Accelerator infrastructure familiarity — GPU metrics (DCGM), TPU utilization, Trainium power and utilization metrics, or experience working with ML training/inference systems at the hardware level.
Performance engineering and benchmarking experience — building benchmark harnesses, establishing baselines, reasoning about compute efficiency (FLOPs utilization, memory bandwidth, interconnect throughput), and working with system teams to diagnose and improve performance.
Data-as-product thinking — experience building internal data products with self-service access, schema contracts, API serving, documentation, and discoverability. Not just building pipelines, but thinking about how platform data gets consumed.
Experience with capacity planning, resource management, or cost attribution systems at a hyperscaler or large-scale ML environment. FinOps, chargeback systems, or infrastructure cost modeling.
Familiarity with ClickHouse, Terraform, or Rust. ClickHouse is the team’s current streaming store; Terraform for infrastructure-as-code; Rust for high-performance data collection agents.

Responsibilities

Build and operate data pipelines that ingest accelerator occupancy, utilization, and cost data from multiple cloud providers into BigQuery. Own data completeness, latency SLOs, gap detection, and backfill automation.
Develop and maintain observability infrastructure — Prometheus recording rules, Grafana dashboards, and alerting systems — that surface actionable signals about fleet health, occupancy, and efficiency.
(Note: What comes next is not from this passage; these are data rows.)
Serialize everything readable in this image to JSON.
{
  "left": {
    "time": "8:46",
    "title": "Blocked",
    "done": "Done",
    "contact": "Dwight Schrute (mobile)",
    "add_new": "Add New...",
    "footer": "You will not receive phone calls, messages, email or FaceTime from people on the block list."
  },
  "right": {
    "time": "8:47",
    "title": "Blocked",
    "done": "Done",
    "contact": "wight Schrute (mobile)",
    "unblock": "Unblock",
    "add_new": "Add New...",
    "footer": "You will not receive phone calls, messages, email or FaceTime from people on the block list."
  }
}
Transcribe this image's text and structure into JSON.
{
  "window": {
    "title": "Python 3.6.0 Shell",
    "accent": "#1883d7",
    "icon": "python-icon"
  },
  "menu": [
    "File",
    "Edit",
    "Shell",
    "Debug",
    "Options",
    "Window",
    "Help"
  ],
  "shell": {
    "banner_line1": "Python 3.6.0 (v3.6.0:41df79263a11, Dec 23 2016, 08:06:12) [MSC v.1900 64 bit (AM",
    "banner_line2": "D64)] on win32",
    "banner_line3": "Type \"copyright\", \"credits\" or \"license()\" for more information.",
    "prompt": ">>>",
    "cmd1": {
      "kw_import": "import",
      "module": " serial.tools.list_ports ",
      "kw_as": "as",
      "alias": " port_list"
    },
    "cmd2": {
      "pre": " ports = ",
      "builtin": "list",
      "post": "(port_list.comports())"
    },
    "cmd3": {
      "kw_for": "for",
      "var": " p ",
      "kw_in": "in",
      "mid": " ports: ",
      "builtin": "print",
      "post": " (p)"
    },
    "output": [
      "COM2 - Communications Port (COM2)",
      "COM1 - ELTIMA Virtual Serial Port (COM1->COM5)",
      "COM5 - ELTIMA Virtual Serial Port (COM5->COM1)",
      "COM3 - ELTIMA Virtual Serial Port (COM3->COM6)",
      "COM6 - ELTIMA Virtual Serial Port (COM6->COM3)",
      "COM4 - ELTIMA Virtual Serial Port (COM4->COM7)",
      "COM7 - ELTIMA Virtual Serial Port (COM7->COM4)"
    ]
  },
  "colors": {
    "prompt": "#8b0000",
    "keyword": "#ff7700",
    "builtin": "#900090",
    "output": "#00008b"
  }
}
Instrument and analyze compute efficiency metrics across training, inference, and eval workloads. Build benchmarking infrastructure, establish per-config baselines, and work with system-owning teams to improve utilization.
Build internal tooling and platforms that enable capacity planning, workload attribution, and cluster debugging. The consumers are other engineering teams, finance, and leadership — not external users.
Operate Kubernetes-native systems at scale — deploying data collection agents, managing workload labeling infrastructure, and understanding how taints, reservations, and scheduling affect capacity.
Normalize and reconcile data across heterogeneous sources — including AWS, GCP, and Azure billing exports, vendor-specific telemetry formats, and internal systems with different schemas and billing arrangements.
Collaborate across organizational boundaries with research engineering, infrastructure, inference, and finance teams. Gather requirements from technical stakeholders, translate them into useful systems, and communicate trade-offs to non-technical audiences.